The pandemic left Native Americans behind other major racial and ethnic groups in life expectancy. For a high-income country, these numbers are staggeringly low, and much lower than every country in the Americas, with the exception of Haiti, the researchers say.
- The estimated median life expectancy for Native Americans is 4.5 years in 2020 and 6.4 in 2021 compared to 2019.
- The pandemic has reduced the average Native American life expectancy from an already low 72 years in 2019 to about 67 years in 2020 and about 65 years in 2021 for both sexes combined.
- Men and women both experience an average reduction in life expectancy of about 6 years from birth.
- Women’s life expectancy is 69 in 2021, 71 in 2020 – compared with 75 in 2019.
- Life expectancy for men is 62 in 2021, 64 in 2020 – down from 69 in 2019.
- Native Americans experienced a reduction in life expectancy from the median life expectancy in 2020 that was 3 years higher for whites and 1.5 years than the reduction for blacks and Latinos.
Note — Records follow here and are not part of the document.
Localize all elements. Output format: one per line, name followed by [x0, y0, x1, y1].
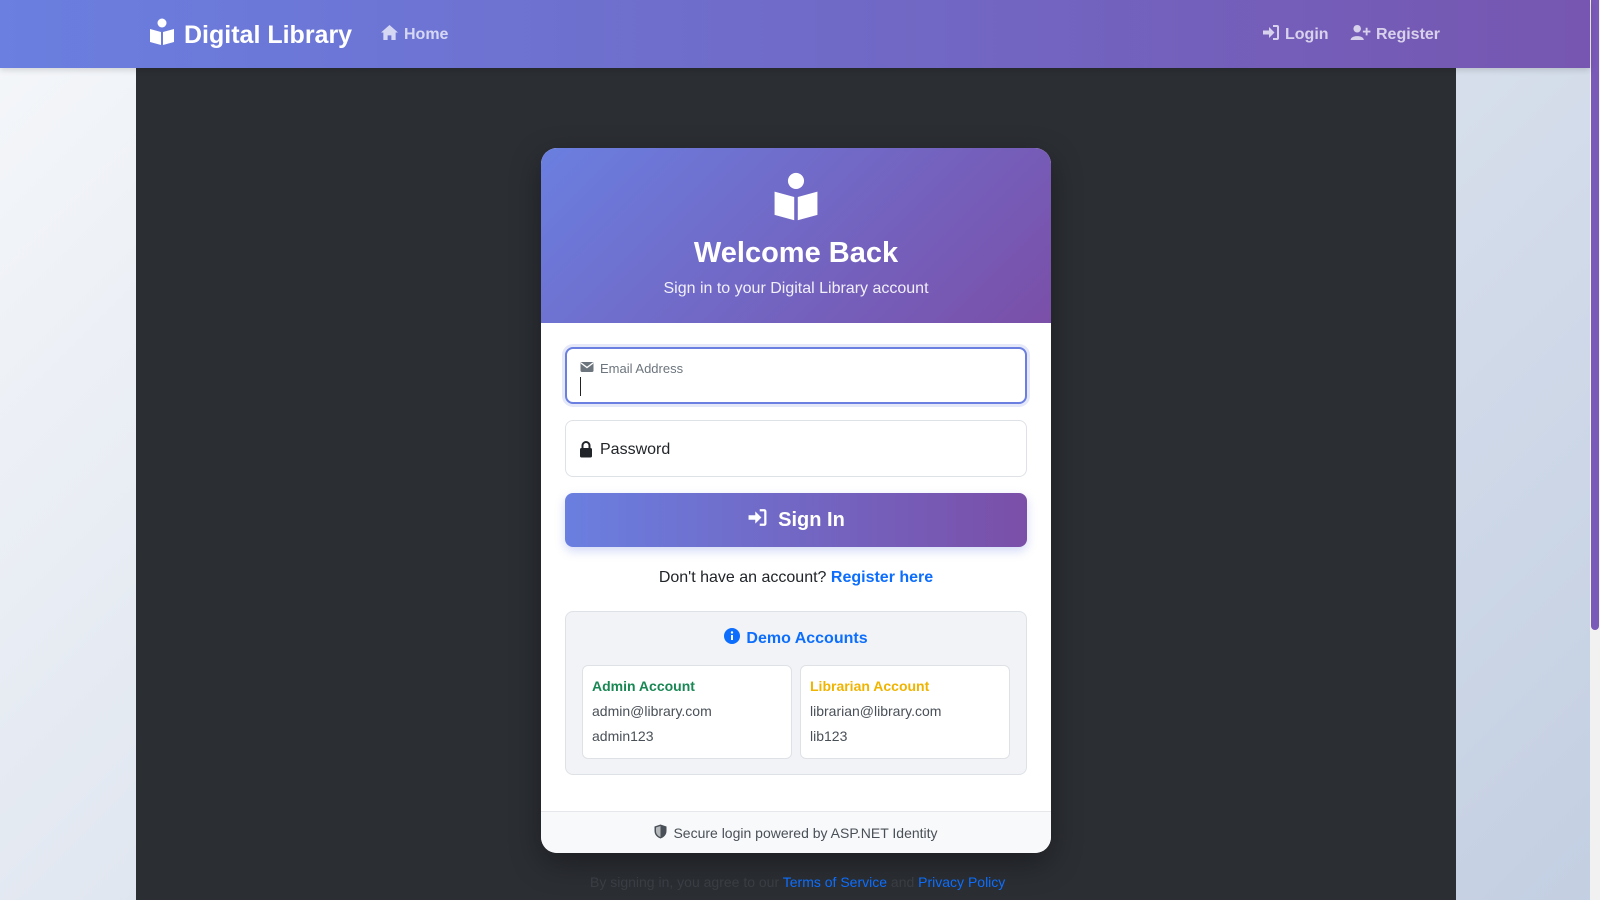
login-card: Welcome Back Sign in to your Digital Lib… [541, 148, 1051, 853]
nav-login[interactable]: Login [1262, 24, 1329, 46]
login-title: Welcome Back [693, 237, 899, 269]
demo-account-title: Admin Account [592, 678, 695, 694]
demo-accounts-label: Demo Accounts [746, 629, 868, 647]
user-plus-icon [1350, 24, 1371, 46]
password-field[interactable]: Password [565, 420, 1027, 477]
terms-prefix: By signing in, you agree to our [590, 874, 780, 890]
nav-home[interactable]: Home [380, 24, 448, 46]
demo-account-title: Librarian Account [810, 678, 930, 694]
nav-register[interactable]: Register [1350, 24, 1440, 46]
login-subtitle: Sign in to your Digital Library account [663, 280, 929, 297]
librarian-account-card: Librarian Account librarian@library.com … [800, 665, 1010, 759]
no-account-text: Don't have an account? [658, 569, 827, 586]
register-link[interactable]: Register here [831, 569, 933, 586]
terms-joiner: and [890, 874, 915, 890]
top-navbar: Digital Library Home Login Register [0, 0, 1590, 68]
register-prompt: Don't have an account? Register here [565, 569, 1027, 587]
shield-icon [654, 824, 667, 842]
terms-of-service-link[interactable]: Terms of Service [783, 874, 887, 890]
info-icon [724, 628, 741, 649]
nav-home-label: Home [404, 26, 449, 43]
page-scrollbar[interactable] [1590, 0, 1600, 900]
demo-account-email: librarian@library.com [810, 703, 942, 719]
sign-in-icon [747, 508, 768, 533]
sign-in-button[interactable]: Sign In [565, 493, 1027, 547]
sign-in-label: Sign In [778, 508, 845, 531]
terms-notice: By signing in, you agree to our Terms of… [590, 874, 1010, 890]
demo-account-email: admin@library.com [592, 703, 712, 719]
brand-title: Digital Library [184, 21, 353, 49]
scrollbar-thumb[interactable] [1591, 0, 1599, 630]
book-reader-icon [771, 172, 821, 226]
sign-in-icon [1262, 24, 1280, 46]
nav-login-label: Login [1285, 26, 1329, 43]
login-card-header: Welcome Back Sign in to your Digital Lib… [541, 148, 1051, 323]
admin-account-card: Admin Account admin@library.com admin123 [582, 665, 792, 759]
demo-account-password: admin123 [592, 728, 654, 744]
home-icon [380, 24, 399, 46]
brand-link[interactable]: Digital Library [148, 18, 352, 53]
privacy-policy-link[interactable]: Privacy Policy [918, 874, 1005, 890]
book-reader-icon [148, 18, 176, 53]
email-field[interactable]: Email Address [565, 347, 1027, 404]
nav-register-label: Register [1376, 26, 1441, 43]
secure-login-text: Secure login powered by ASP.NET Identity [673, 824, 938, 841]
demo-accounts-panel: Demo Accounts Admin Account admin@librar… [565, 611, 1027, 775]
demo-accounts-title: Demo Accounts [582, 628, 1010, 649]
login-form: Email Address Password Sign In Don't hav… [541, 323, 1051, 775]
login-card-footer: Secure login powered by ASP.NET Identity [541, 811, 1051, 853]
demo-account-password: lib123 [810, 728, 848, 744]
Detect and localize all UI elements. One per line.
While much of this decline is directly attributable to COVID-19 deaths, death rates from certain chronic diseases have also increased significantly for Native Americans during the pandemic. People with “prolonged COVID” or comorbidities may be more likely to die from non-COVID causes, and harmful health behaviors such as smoking, drinking, and drug use are also more likely to occur. becoming more common during this time – all of which have the potential to contribute to increased mortality.
Despite a successful vaccination campaign among Native Americans, the loss in life expectancy at birth in 2021 unexpectedly exceeds that in 2020. There are several plausible explanations for this disturbing finding. :
- The vaccine was not made available to the public in January and February 2021, two of the deadliest months of the pandemic.
- Two highly contagious variants (Delta and Omicron), partly evading natural immunity and acquired by vaccine, appear in 2021.
- Many Native Americans, like the general population of the United States, remain unvaccinated or unvaccinated.
- Deaths from certain chronic diseases and drug overdoses have increased for all populations during the pandemic, contributing to these dire numbers.
Most importantly, Native Americans continue to experience massive social, economic, and health inequalities, some of which span centuries, and all of which increase their risk of contracting COVID- 19, hospitalization and death.
“The massive financial investment in the US Rescue Plan to strengthen the identification and treatment of COVID-19 cases and strengthen the public health infrastructure for Native Americans is a step forward. significantly.” – Noreen Goldman, Princeton School of Public and International.